Sensors to detect viruses, explosives or drugs often use a technique called surface-enhanced Raman spectroscopy (SERS) in which light wavelengths from a chemical or biological species adsorbed on metal nanostructures are detected and mapped to the identity of the species. In SERS, detection efficiency depends on the surface morphology of the nanostructure. Now, scientists have developed a simple method that could enable the low-cost fabrication of stable and high-performance polymer-based nanostructures at scale.

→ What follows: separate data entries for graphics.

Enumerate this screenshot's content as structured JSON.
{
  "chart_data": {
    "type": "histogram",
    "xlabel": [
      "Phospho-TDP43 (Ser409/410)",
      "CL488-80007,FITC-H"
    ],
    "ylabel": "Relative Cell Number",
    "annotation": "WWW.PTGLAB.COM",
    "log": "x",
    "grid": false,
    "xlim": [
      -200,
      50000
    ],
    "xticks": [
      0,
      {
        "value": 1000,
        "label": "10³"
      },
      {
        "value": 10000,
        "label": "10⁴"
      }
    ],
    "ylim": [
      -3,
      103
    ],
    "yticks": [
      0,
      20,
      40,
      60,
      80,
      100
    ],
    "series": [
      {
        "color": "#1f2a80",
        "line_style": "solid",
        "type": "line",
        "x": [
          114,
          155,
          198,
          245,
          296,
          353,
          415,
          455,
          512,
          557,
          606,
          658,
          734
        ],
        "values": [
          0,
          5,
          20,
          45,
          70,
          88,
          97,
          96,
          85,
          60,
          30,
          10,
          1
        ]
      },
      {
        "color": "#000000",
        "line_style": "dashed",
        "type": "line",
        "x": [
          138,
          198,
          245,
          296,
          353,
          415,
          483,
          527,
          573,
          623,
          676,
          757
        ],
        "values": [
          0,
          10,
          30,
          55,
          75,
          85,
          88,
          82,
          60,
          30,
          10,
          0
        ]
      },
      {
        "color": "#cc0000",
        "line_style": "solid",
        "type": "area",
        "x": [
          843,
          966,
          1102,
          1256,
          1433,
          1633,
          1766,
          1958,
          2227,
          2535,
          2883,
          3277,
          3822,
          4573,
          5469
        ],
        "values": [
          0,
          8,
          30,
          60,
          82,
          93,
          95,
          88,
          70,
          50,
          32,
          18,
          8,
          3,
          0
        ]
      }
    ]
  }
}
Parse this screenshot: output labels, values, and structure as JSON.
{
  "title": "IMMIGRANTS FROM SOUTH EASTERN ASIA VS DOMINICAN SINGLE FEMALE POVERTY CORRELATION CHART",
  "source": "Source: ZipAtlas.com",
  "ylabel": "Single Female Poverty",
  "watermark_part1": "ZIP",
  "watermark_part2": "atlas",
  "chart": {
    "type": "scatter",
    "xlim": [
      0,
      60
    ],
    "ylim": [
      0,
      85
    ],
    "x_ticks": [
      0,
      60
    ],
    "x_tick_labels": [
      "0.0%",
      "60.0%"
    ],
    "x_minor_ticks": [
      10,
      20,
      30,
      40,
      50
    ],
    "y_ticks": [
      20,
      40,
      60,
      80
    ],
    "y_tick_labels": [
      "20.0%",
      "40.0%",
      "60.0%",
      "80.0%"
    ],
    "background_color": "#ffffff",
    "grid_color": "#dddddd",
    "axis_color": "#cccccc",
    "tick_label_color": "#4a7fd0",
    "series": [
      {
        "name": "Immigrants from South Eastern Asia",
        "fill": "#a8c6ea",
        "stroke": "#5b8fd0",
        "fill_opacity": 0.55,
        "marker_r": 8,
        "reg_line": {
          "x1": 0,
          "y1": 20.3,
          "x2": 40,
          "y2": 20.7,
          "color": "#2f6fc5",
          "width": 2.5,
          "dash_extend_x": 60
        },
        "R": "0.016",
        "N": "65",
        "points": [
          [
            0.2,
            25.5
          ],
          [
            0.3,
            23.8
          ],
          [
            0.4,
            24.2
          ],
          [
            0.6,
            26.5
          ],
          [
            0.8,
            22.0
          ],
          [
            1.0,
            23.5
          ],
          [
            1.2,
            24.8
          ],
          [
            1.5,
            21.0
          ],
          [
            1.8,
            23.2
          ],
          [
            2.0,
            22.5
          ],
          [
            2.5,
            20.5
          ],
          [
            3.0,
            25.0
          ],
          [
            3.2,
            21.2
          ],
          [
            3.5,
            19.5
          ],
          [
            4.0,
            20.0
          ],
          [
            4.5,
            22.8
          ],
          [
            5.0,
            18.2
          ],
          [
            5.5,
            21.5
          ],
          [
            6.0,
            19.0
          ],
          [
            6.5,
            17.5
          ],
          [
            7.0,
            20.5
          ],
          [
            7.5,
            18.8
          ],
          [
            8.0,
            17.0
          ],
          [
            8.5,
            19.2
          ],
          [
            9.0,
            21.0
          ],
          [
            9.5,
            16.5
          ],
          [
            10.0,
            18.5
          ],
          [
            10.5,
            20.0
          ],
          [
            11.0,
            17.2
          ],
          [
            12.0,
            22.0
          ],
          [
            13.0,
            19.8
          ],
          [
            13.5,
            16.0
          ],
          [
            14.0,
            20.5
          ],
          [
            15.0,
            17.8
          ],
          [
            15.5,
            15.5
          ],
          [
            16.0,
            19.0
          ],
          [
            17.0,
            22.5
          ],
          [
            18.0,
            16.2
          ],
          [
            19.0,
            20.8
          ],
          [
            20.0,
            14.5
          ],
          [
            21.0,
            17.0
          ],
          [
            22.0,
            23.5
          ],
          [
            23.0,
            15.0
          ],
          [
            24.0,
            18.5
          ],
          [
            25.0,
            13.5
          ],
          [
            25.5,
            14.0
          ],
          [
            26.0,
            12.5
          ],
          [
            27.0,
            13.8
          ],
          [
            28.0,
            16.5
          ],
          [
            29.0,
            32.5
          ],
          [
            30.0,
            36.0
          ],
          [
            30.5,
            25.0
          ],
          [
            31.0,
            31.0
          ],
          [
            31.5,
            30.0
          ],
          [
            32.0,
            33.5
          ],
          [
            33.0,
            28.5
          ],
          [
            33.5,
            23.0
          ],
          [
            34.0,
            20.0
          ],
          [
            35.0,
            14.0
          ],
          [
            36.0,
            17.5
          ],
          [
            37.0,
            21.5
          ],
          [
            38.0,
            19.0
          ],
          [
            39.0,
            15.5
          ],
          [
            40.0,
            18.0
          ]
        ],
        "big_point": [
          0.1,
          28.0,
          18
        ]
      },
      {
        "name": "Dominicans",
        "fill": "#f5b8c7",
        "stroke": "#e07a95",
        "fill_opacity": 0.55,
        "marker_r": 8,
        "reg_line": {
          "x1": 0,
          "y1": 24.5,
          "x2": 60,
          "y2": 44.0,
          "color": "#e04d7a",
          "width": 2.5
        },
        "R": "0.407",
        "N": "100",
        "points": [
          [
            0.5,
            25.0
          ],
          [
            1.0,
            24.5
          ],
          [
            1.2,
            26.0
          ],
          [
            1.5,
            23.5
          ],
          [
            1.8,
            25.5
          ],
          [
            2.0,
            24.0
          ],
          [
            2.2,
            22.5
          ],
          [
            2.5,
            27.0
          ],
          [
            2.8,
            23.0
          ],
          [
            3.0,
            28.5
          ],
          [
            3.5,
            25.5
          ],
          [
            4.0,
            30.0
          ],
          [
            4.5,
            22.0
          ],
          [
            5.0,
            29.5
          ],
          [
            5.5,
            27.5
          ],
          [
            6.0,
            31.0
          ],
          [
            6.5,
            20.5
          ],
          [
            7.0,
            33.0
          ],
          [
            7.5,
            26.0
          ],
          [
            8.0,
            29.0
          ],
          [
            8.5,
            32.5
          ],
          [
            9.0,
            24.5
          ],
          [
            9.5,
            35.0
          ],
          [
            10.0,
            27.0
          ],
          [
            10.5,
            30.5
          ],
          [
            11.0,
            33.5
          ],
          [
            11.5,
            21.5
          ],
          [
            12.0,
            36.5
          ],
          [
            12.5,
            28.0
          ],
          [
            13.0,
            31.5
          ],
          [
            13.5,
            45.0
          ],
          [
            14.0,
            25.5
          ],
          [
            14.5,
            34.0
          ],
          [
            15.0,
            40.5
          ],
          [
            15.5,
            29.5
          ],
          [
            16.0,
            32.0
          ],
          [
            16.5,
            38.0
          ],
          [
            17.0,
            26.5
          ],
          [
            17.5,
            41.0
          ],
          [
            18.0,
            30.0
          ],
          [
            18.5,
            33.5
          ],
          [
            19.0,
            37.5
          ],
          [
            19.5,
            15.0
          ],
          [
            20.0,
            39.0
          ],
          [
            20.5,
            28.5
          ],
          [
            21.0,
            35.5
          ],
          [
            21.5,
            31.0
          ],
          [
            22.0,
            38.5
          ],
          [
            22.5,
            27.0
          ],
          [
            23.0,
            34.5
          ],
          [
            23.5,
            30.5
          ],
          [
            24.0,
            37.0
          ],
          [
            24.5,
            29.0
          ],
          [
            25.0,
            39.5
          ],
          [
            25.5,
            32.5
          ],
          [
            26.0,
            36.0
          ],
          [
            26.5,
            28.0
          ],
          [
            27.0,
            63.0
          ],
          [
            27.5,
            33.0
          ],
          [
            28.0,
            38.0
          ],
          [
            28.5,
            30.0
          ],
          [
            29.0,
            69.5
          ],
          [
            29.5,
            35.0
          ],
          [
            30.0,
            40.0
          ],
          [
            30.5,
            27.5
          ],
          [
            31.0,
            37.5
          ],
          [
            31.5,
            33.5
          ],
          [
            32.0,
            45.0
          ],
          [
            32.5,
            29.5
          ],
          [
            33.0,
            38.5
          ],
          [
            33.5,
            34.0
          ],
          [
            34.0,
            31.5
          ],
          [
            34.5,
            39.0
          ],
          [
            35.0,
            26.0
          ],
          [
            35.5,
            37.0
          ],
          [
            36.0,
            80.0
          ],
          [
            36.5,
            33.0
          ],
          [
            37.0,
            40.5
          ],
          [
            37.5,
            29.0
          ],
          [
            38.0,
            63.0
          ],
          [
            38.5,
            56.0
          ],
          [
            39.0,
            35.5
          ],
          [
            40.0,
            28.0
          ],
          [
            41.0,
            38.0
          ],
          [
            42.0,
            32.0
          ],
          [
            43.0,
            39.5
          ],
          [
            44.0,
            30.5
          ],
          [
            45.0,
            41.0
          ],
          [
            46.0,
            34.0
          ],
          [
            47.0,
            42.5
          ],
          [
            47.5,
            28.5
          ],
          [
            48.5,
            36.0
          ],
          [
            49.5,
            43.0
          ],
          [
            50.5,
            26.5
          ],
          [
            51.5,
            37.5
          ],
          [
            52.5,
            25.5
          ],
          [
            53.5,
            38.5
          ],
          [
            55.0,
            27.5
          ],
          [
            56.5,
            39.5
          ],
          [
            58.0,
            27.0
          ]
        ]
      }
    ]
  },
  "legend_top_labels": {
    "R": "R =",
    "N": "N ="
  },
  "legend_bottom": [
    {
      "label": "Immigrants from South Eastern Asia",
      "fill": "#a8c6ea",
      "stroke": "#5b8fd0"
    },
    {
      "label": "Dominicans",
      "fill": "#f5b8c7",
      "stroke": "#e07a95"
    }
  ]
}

From identifying of viruses, to drugs, to explosives, the surface-enhanced Raman spectroscopy (SERS) technique can do it all and with great sensitivity and accuracy. This is why it is widely used in industry. In SERS, light is shone on a nanosurface containing a chemical or biological analyte. The light reflected after interaction with the analyte then hits a detector which maps the received signal to known compounds to identify the analyte. The interaction of the light with the nanosurface enhances its scattering from the analyte molecules. Thus, the strength of the signals depends on the morphology of the substrate. But developing effective nanosurfaces is, at present, quite challenging, involving complex and expensive processes and difficulty in obtaining materials that can withstand the high heat and light conditions needed for fabrication.

Now, scientists from Pusan National University, Korea, have developed a method — using a heat-resistant polymer called polyimide (PI) — that can easily and rapidly yield SERS nanosurfaces with superior stability and performance at low cost. Their findings are published in the Journal Sensors and Actuators B: Chemical.

Their method comprises a simple two-step process and is carried out in a vacuum chamber with custom-built sputtering apparatus. First the surface of a PI nanofilm is etched via plasma etching in the presence of argon ions to form a nanotextured surface consisting of nanopillars. The PI nanopillars are then uniformly coated with silver (Ag) nanoparticles (NPs) through a standard deposition process. The vacuum prevents any external contamination, yielding highly uniform AgNP/PI nanostructures ready as platforms for analytes.

By controlling the time taken from PI etching to AgNP deposition, the scientists were able to control both the nanopillar density and the Ag coating thickness to arrive at a platform with the best morphology for an optimal signal intensity. They even tested the performance of this platform experimentally, for the detection of a chemical called RhB, and found it reliable.

“Our research shows that it is possible to fabricate a sensor with superior performance at a lower cost than current noble-metal-based SERS sensors,“ said Prof. Young-Rae Cho, who led the study. Further, the scientists expect this fabrication process to significantly expand the scope of applicability of the SERS technique.  “Our method could facilitate the dissemination of disease diagnosis kits in households and enable even more widespread use of excellent detection sensors in the virus, explosives and drug detection industries,” said Prof. Cho, looking towards a much more hopeful future.